Maybe she was just asking the wrong question. Not “Why did the Guardians vanish, and where did they go?” but “What is a Guardian, after all? Therefore, what am I?”
S
HE RODE TO
Olo'osson and made her way via back roads and isolated irrigation berms to Argent Hall, the westernmost reeve hall, on the shore of the salty Olo'o Sea. She released Warning to fend for herself, as the mare had done for an unknown time before Marit found her. She hid the harness and saddle in an abandoned shack and walked to the gates to ask for work in the lofts as a fawkner's assistant's assistant. Remarkably, they took her on.
They assigned her to the most menial of tasks: sweeping, cleaning, hauling. Maybe later, they told her, if she proved herself, they might let her start working with the harness.
She had to keep her eyes lowered at all times, so no one could possibly suspect how much she could really see. She pretended to be a woman fallen on hard times who had become suspicious and unfriendly because of the beatings she had endured from an angry husband and his unsympathetic relatives. It was a situation she'd encountered all too often as a reeve. They accepted her odd manners because she did her work, and because they were so poorly supervised and understaffed that many of their long-term hirelings had recently quit.
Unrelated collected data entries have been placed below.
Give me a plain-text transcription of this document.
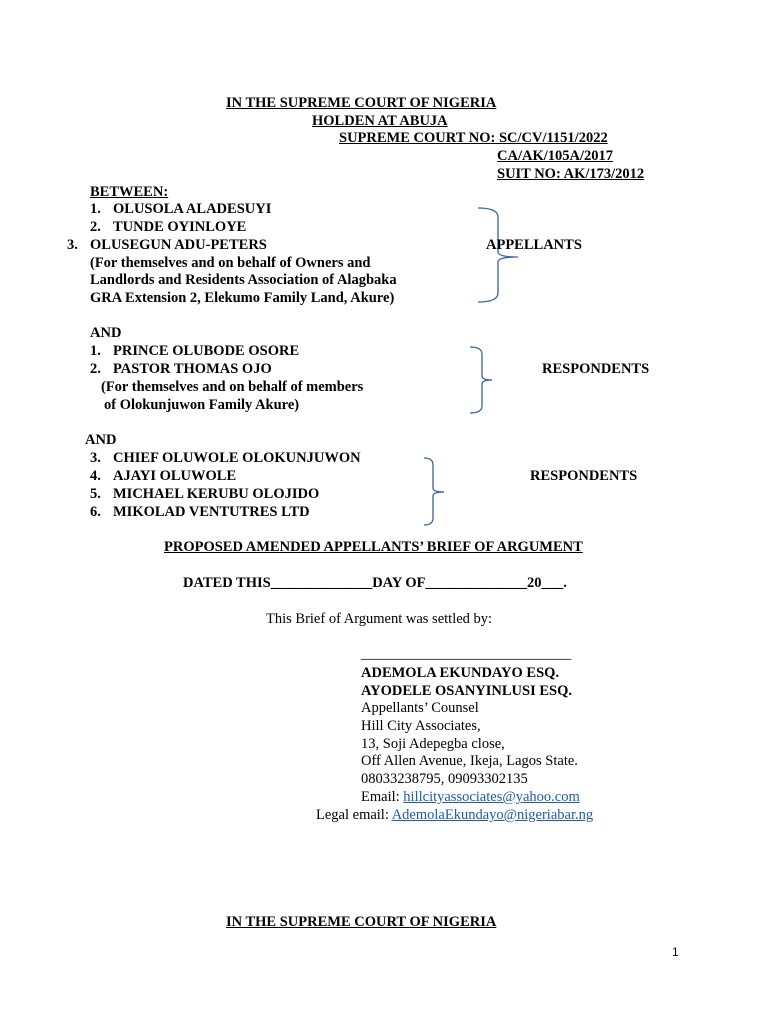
IN THE SUPREME COURT OF NIGERIA
HOLDEN AT ABUJA
SUPREME COURT NO: SC/CV/1151/2022
CA/AK/105A/2017
SUIT NO: AK/173/2012
BETWEEN:
1. OLUSOLA ALADESUYI
2. TUNDE OYINLOYE
3. OLUSEGUN ADU-PETERS
(For themselves and on behalf of Owners and
Landlords and Residents Association of Alagbaka
GRA Extension 2, Elekumo Family Land, Akure)
APPELLANTS
AND
1. PRINCE OLUBODE OSORE
2. PASTOR THOMAS OJO
(For themselves and on behalf of members
of Olokunjuwon Family Akure)
RESPONDENTS
AND
3. CHIEF OLUWOLE OLOKUNJUWON
4. AJAYI OLUWOLE
5. MICHAEL KERUBU OLOJIDO
6. MIKOLAD VENTUTRES LTD
RESPONDENTS
PROPOSED AMENDED APPELLANTS’ BRIEF OF ARGUMENT
DATED THIS______________DAY OF______________20___.
This Brief of Argument was settled by:
_____________________________
ADEMOLA EKUNDAYO ESQ.
AYODELE OSANYINLUSI ESQ.
Appellants’ Counsel
Hill City Associates,
13, Soji Adepegba close,
Off Allen Avenue, Ikeja, Lagos State.
08033238795, 09093302135
Email: hillcityassociates@yahoo.com
Legal email: AdemolaEkundayo@nigeriabar.ng
IN THE SUPREME COURT OF NIGERIA
1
Because the reeve halls tended to attract people who didn't fit into the daily life of the village.
With her head hunched and her gaze lowered, and her cloak tied up out of the way and layered beneath the old green cloak, she observed.
Marshal Alyon was an ailing and ill-tempered old reeve poorly suited to manage such a roil. Half of the reeves stationed at Argent Hall had transferred here from other halls in the last few years, and they were malcontents and loose arrows to a man and woman, the kind of reeve Marit despised, the ones who kept taking more than they needed, the ones who got to loving their baton and the power they wielded more than the law they served. Marshal Alyon could not control them. There was at least one fist fight a day in the exercise yard. She kept her chin down and her eyes averted, but she saw everything. She heard their whispers. She knew how many stank of corruption, and how many fought for a restoration of the old order but kept losing ground. The newcomers were waiting, but she wasn't sure for what.